The service will be aimed at viewers who want to stream content to their TVs but don't want to entirely slash the tether to cable, where they night want to still to watch programming such as live sports.
A major barrier to entry into the TV market by the chipmaker - reluctance of content owners to relax their iron grip over their goodies - has been surmounted by Intel, TechCrunch reports, citing a source in the video distribution industry familiar with Intel's plans. The source said the service will be announced "soon."
That raises the likelihood that Intel could be planning a splash event about the service at CES next week.
If that's the case, Intel will share the spotlight with Google TV, which will be getting a buzz bounce when LG introduces seven new HDTV models in five screen sizes that will sport Google's TV technology.
To make Intel's offering more palatable to the content industry, the chip maker has agreed to roll out its service on a city-by-city basis, TechCruch reports. Content providers are reportedly more willing to give Intel more control over how content is distributed in select markets where the providers may have more flexible deals with entrenched distributors.
The plan also allows Intel to work around holdouts in key markets which will prevent them from blocking the chip maker from launching its service.
Cutting deals for content
Intel's desire to become a "virtual cable operator" has been rumoured for months. Initial reports pegged the launch date at the end of 2012, but Intel, no doubt, discovered, as Apple has, that the content nut is a tough one to crack.
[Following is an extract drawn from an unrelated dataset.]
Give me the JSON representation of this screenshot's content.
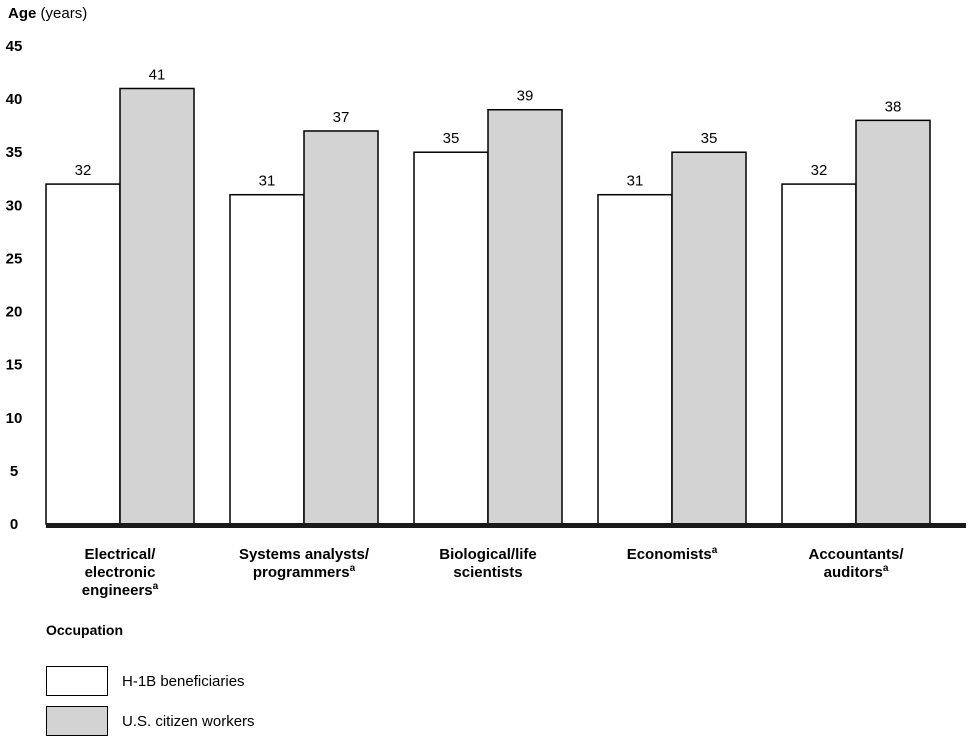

It has been reported that one of the major hangups to the Apple TV set has been resistance by content providers to give the hardware maker the control it believes it needs to revolutionise the medium.
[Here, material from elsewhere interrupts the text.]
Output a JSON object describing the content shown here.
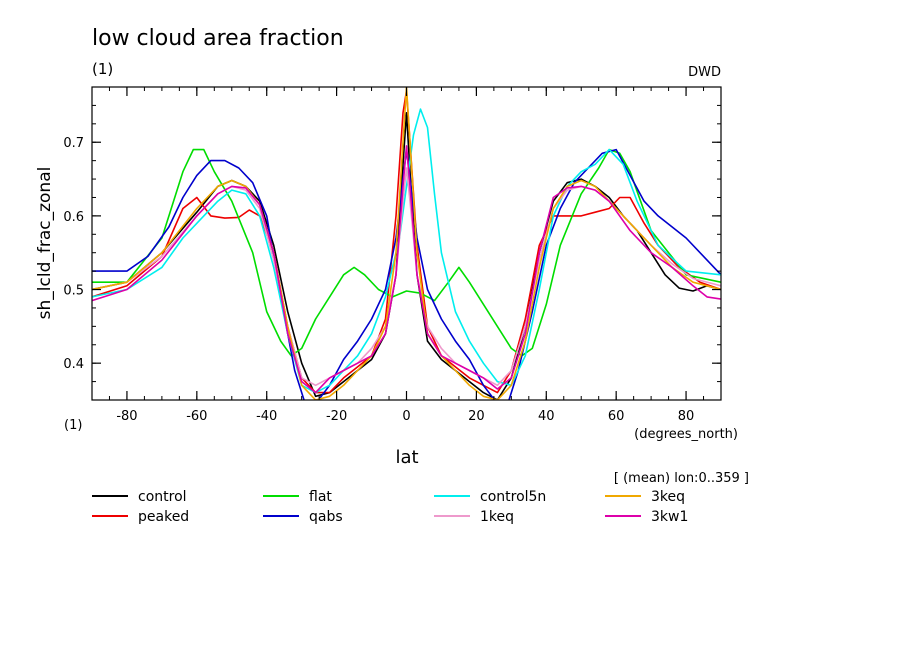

If Intel has discovered a strategy to vault the content hurdle to high-tech companies expanding their beachhead in the nation's living rooms, everyone in the industry could benefit, including Apple.
Intel has been trying to make headway for its chips in the TV realm for years. In 2009, for instance, it announced "Sodaville," an integrated chip with the power to run 3D graphics and 1080p high definition video.
The chip maker also joined the cadre of companies behind the launch of Google TV in 2010. Over the years, though, Intel has become increasing dissatisfied with Google TV implementations by television makers so, as Microsoft did with its Surface tablet, the chip maker decided to create its own hardware path into the market.